Transfers of shares in an Irish company holding commercial property will continue to be subject to stamp duty at 1%. Historically, when there is a differential between stamp duty on direct and indirect property transfers, there has been a commercial preference to acquire the shares in the property holding entity. Such a purchase will involve analysis of additional factors such as the tax and liability profile of the property company. The Department of Finance has launched a consultation on stamp duty reform. If stamp duty rates on share sales reduce, this may further impact the structure of property transactions. The availability of stamp duty reliefs, such as exemptions for reconstructions and reorganisations, is also likely to be reviewed by purchasers or sellers.
Although the 6% rate is a significant increase, it remains lower than the 9% rate which applied prior to 2009. The increase is the most significant revenue raising measure announced in Budget 2018. The increase means Ireland's stamp duty rate now exceeds the UK's 5% rate.

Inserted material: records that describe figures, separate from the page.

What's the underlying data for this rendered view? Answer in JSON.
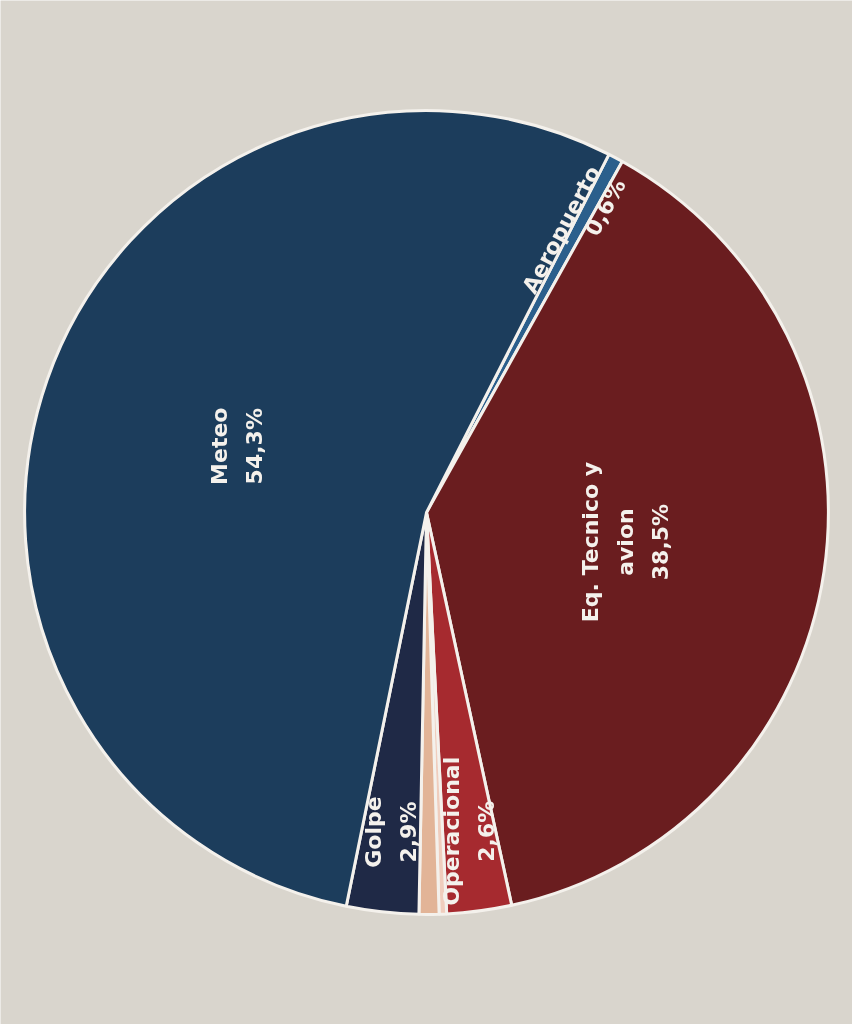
{
  "chart_data": {
    "type": "pie",
    "categories": [
      "Aeropuerto",
      "Eq. Tecnico y avion",
      "Operacional",
      null,
      null,
      "Golpe",
      "Meteo"
    ],
    "values": [
      0.6,
      38.5,
      2.6,
      0.3,
      0.8,
      2.9,
      54.3
    ],
    "colors": [
      "#2b5f8c",
      "#6a1d1f",
      "#a62a2f",
      "#f0cdbd",
      "#e2b497",
      "#1f2946",
      "#1c3d5c"
    ],
    "value_labels": [
      "0,6%",
      "38,5%",
      "2,6%",
      null,
      null,
      "2,9%",
      "54,3%"
    ]
  }
}
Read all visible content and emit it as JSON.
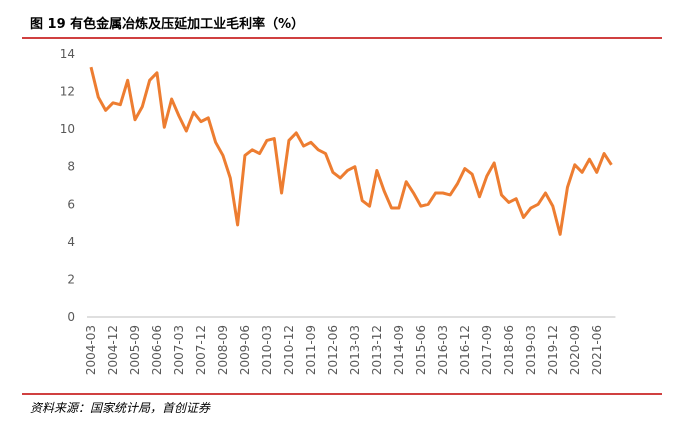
{
  "chart_data": {
    "type": "line",
    "title": "图 19 有色金属冶炼及压延加工业毛利率（%）",
    "source": "资料来源：国家统计局，首创证券",
    "categories": [
      "2004-03",
      null,
      null,
      "2004-12",
      null,
      null,
      "2005-09",
      null,
      null,
      "2006-06",
      null,
      null,
      "2007-03",
      null,
      null,
      "2007-12",
      null,
      null,
      "2008-09",
      null,
      null,
      "2009-06",
      null,
      null,
      "2010-03",
      null,
      null,
      "2010-12",
      null,
      null,
      "2011-09",
      null,
      null,
      "2012-06",
      null,
      null,
      "2013-03",
      null,
      null,
      "2013-12",
      null,
      null,
      "2014-09",
      null,
      null,
      "2015-06",
      null,
      null,
      "2016-03",
      null,
      null,
      "2016-12",
      null,
      null,
      "2017-09",
      null,
      null,
      "2018-06",
      null,
      null,
      "2019-03",
      null,
      null,
      "2019-12",
      null,
      null,
      "2020-09",
      null,
      null,
      "2021-06",
      null,
      null
    ],
    "series": [
      {
        "name": "毛利率",
        "color": "#ED7D31",
        "values": [
          13.3,
          11.7,
          11.0,
          11.4,
          11.3,
          12.6,
          10.5,
          11.2,
          12.6,
          13.0,
          10.1,
          11.6,
          10.7,
          9.9,
          10.9,
          10.4,
          10.6,
          9.3,
          8.6,
          7.4,
          4.9,
          8.6,
          8.9,
          8.7,
          9.4,
          9.5,
          6.6,
          9.4,
          9.8,
          9.1,
          9.3,
          8.9,
          8.7,
          7.7,
          7.4,
          7.8,
          8.0,
          6.2,
          5.9,
          7.8,
          6.7,
          5.8,
          5.8,
          7.2,
          6.6,
          5.9,
          6.0,
          6.6,
          6.6,
          6.5,
          7.1,
          7.9,
          7.6,
          6.4,
          7.5,
          8.2,
          6.5,
          6.1,
          6.3,
          5.3,
          5.8,
          6.0,
          6.6,
          5.9,
          4.4,
          6.9,
          8.1,
          7.7,
          8.4,
          7.7,
          8.7,
          8.1
        ]
      }
    ],
    "ylim": [
      0,
      14
    ],
    "yticks": [
      0,
      2,
      4,
      6,
      8,
      10,
      12,
      14
    ],
    "grid": false
  }
}
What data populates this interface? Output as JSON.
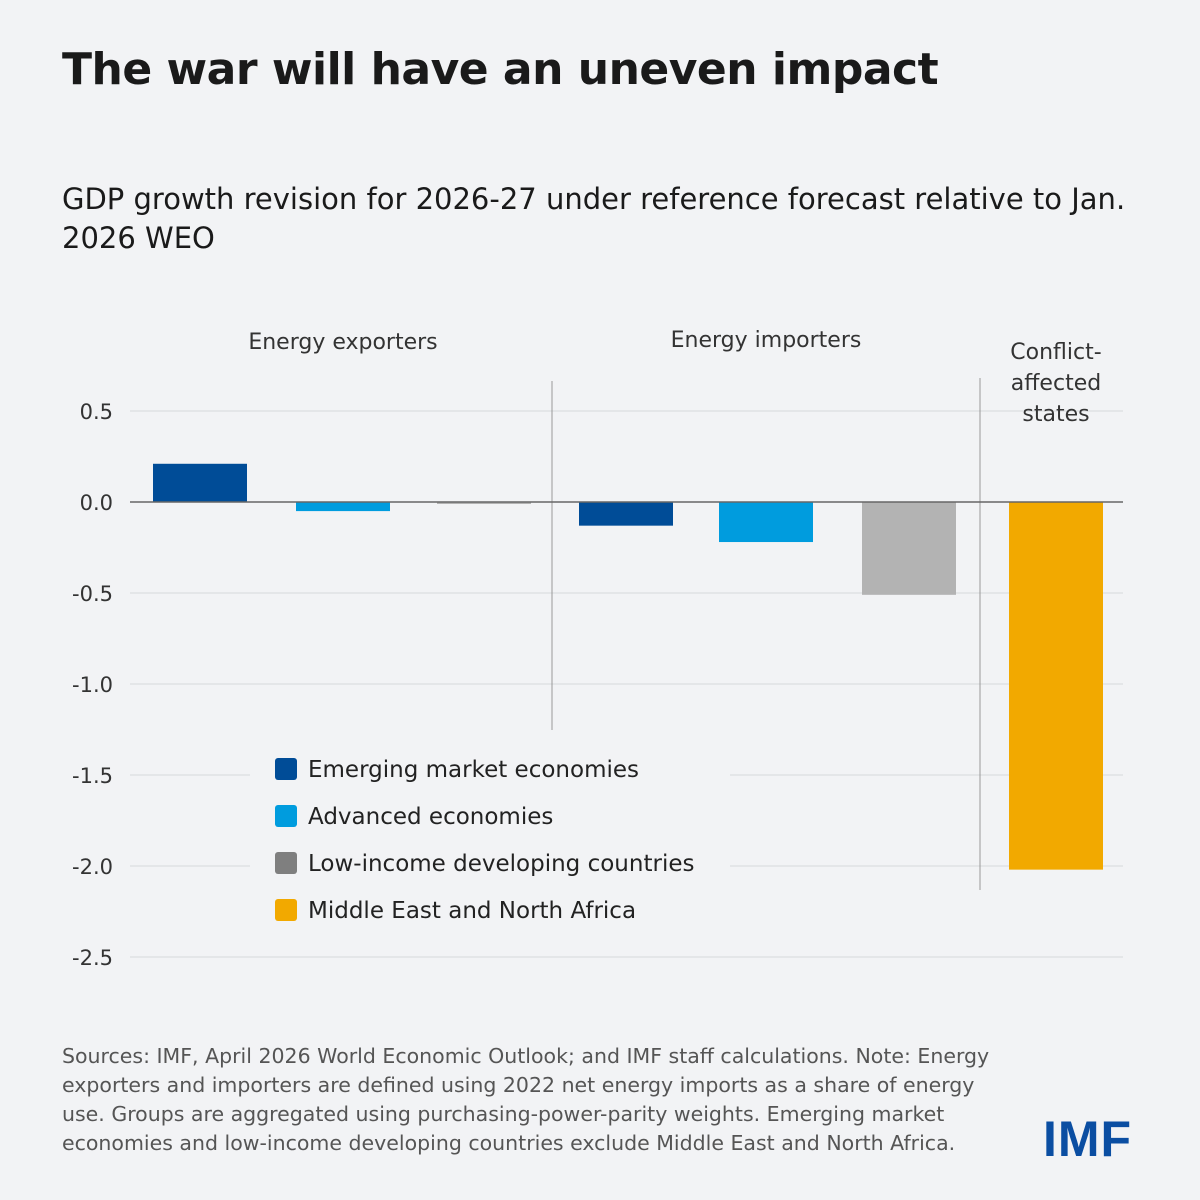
{
  "title": "The war will have an uneven impact",
  "subtitle": "GDP growth revision for 2026-27 under reference forecast relative to Jan. 2026 WEO",
  "note": "Sources: IMF, April 2026 World Economic Outlook; and IMF staff calculations. Note: Energy exporters and importers are defined using 2022 net energy imports as a share of energy use. Groups are aggregated using purchasing-power-parity weights. Emerging market economies and low-income developing countries exclude Middle East and North Africa.",
  "logo": "IMF",
  "chart_data": {
    "type": "bar",
    "ylim": [
      -2.5,
      0.5
    ],
    "yticks": [
      "0.5",
      "0.0",
      "-0.5",
      "-1.0",
      "-1.5",
      "-2.0",
      "-2.5"
    ],
    "grid": true,
    "legend_placement": "bottom-left",
    "groups": [
      {
        "label": "Energy exporters",
        "bars": [
          {
            "series": "Emerging market economies",
            "value": 0.21
          },
          {
            "series": "Advanced economies",
            "value": -0.05
          },
          {
            "series": "Low-income developing countries",
            "value": -0.01
          }
        ]
      },
      {
        "label": "Energy importers",
        "bars": [
          {
            "series": "Emerging market economies",
            "value": -0.13
          },
          {
            "series": "Advanced economies",
            "value": -0.22
          },
          {
            "series": "Low-income developing countries",
            "value": -0.51
          }
        ]
      },
      {
        "label": "Conflict-affected states",
        "bars": [
          {
            "series": "Middle East and North Africa",
            "value": -2.02
          }
        ]
      }
    ],
    "series": [
      {
        "name": "Emerging market economies",
        "color": "#004c97"
      },
      {
        "name": "Advanced economies",
        "color": "#009cde"
      },
      {
        "name": "Low-income developing countries",
        "color": "#b3b3b3",
        "legend_color": "#7f7f7f"
      },
      {
        "name": "Middle East and North Africa",
        "color": "#f2a900"
      }
    ]
  }
}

The stamp duty changes are one of a number of changes to property taxation announced. The existing vacant site levy will increase from 3% to 7% if the vacancy persists. In practical terms any owner of a site on the vacant site register who does not develop their land in 2018 will pay the 3% levy in 2019 and then become liable to the increased rate of 7% from 1 January 2019.
In a measure which Maples have long called for, the Minister announced an amendment to the 2011 "CGT holiday" for land and buildings. This provided a capital gains tax exemption to disposals of land which was acquired between 2011 and 2015, provided the land was held for seven years. The seven year holding period will be reduced to four years, which suggests that land acquired in 2012 can be sold free of capital gains tax during 2017. This should free up development land and invigorate the commercial property market.